“Yanlış ve doğru davranmayla ilgili fikirlerin ötesinde bir yer var. Seninle orada buluşacağım” diyor Mevlana Celaleddin Rumi.
Hz. Mevlana bu sözleriyle bizi gerçek özgürlüğe ve farkındalığa davet ediyor. Bunun yolu da yerine göre yargısız bakıştan geçer.
İnsan zihni, düşünce ve duygulara, iyi-kötü, doğru-yanlış, hoş-berbat gibi değerlendirmelerle yaklaşır. Bu zihnin otomatik bir davranışıdır. Ancak bu yargılamalar gereğinden fazla olursa bizi biz olmaktan uzaklaştırır. Çünkü anlamaya zamanımız kalmaz. Bu bakımdan yargısız bakış önemlidir.
Yargısızlık, kişisel deneyimlere önceden var olan bilgilere başvurmadan yaklaşmaktır. Deneyimleri sınıflandırmadan ve eleştirmeden gözlemleme yapmaktır.
Farkındalık, yargısızca gözlem yapmaktır. Kendi deneyimlerine ve çevresinde olanlara eleştirmeden ve yargılamadan bakabilme ve onları anlama becerisidir.
Farkındalık, kişinin kendisini yargılardan arındırarak, kendi özünü fark etmesidir.
Pek çok psikolojik rahatsızlıkların temelinde, kişilerin kendi deneyimleriyle ilgili olumsuz yargıları vardır.
Depresyonda kişi kendi yaptığı her şeyi yargılar, sorgular ve eleştirir. Tüm bu yargılar, beraberinde pek çok olumsuz duyguyu da getirmektedir.
Anoreksiya gibi yeme bozukları bulunan kişiler, kendi bedenlerine olumsuz bir şekilde yaklaşırlar.

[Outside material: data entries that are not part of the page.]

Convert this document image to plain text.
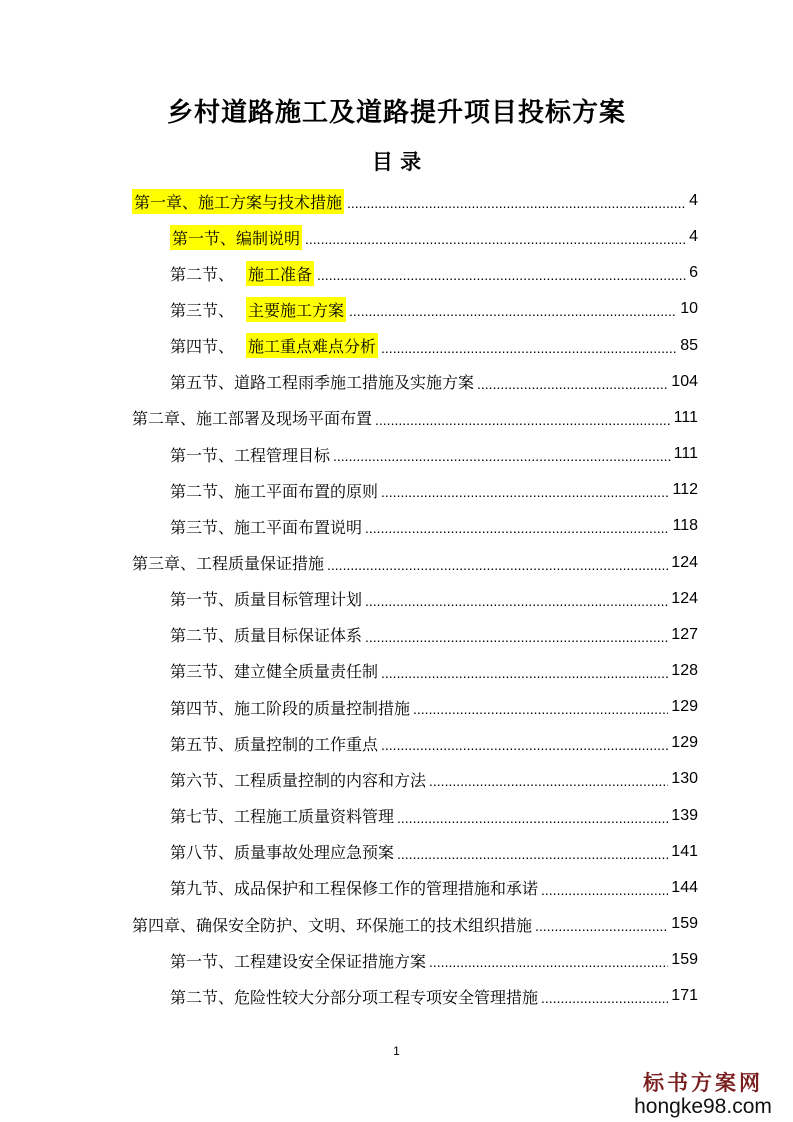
乡村道路施工及道路提升项目投标方案
目 录
第一章、施工方案与技术措施 .....	4
第一节、编制说明 .....	4
第二节、 施工准备 .....	6
第三节、 主要施工方案 .....	10
第四节、 施工重点难点分析 .....	85
第五节、道路工程雨季施工措施及实施方案 .....	104
第二章、施工部署及现场平面布置 .....	111
第一节、工程管理目标 .....	111
第二节、施工平面布置的原则 .....	112
第三节、施工平面布置说明 .....	118
第三章、工程质量保证措施 .....	124
第一节、质量目标管理计划 .....	124
第二节、质量目标保证体系 .....	127
第三节、建立健全质量责任制 .....	128
第四节、施工阶段的质量控制措施 .....	129
第五节、质量控制的工作重点 .....	129
第六节、工程质量控制的内容和方法 .....	130
第七节、工程施工质量资料管理 .....	139
第八节、质量事故处理应急预案 .....	141
第九节、成品保护和工程保修工作的管理措施和承诺 .....	144
第四章、确保安全防护、文明、环保施工的技术组织措施 .....	159
第一节、工程建设安全保证措施方案 .....	159
第二节、危险性较大分部分项工程专项安全管理措施 .....	171
1
标书方案网
hongke98.com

Bu kişiler, kendi bedenlerini, “çirkin” ya da “itici” gibi olumsuz kategorilere göre değerlendirirler.
Yargılar, genel olarak güvensizlik ve sevgisizlik doğurur.
Bedenlerimizi, sevgi ve güven akımıyla besleriz, güvensizlik ve nefretle zehirleriz.. Anlamaya yönelik faaliyetler içinde olalım!
Önemli olan başımıza gelenler değil, başımıza gelenleri nasıl karşılık verdiğimizdir. Bunu unutmayalım.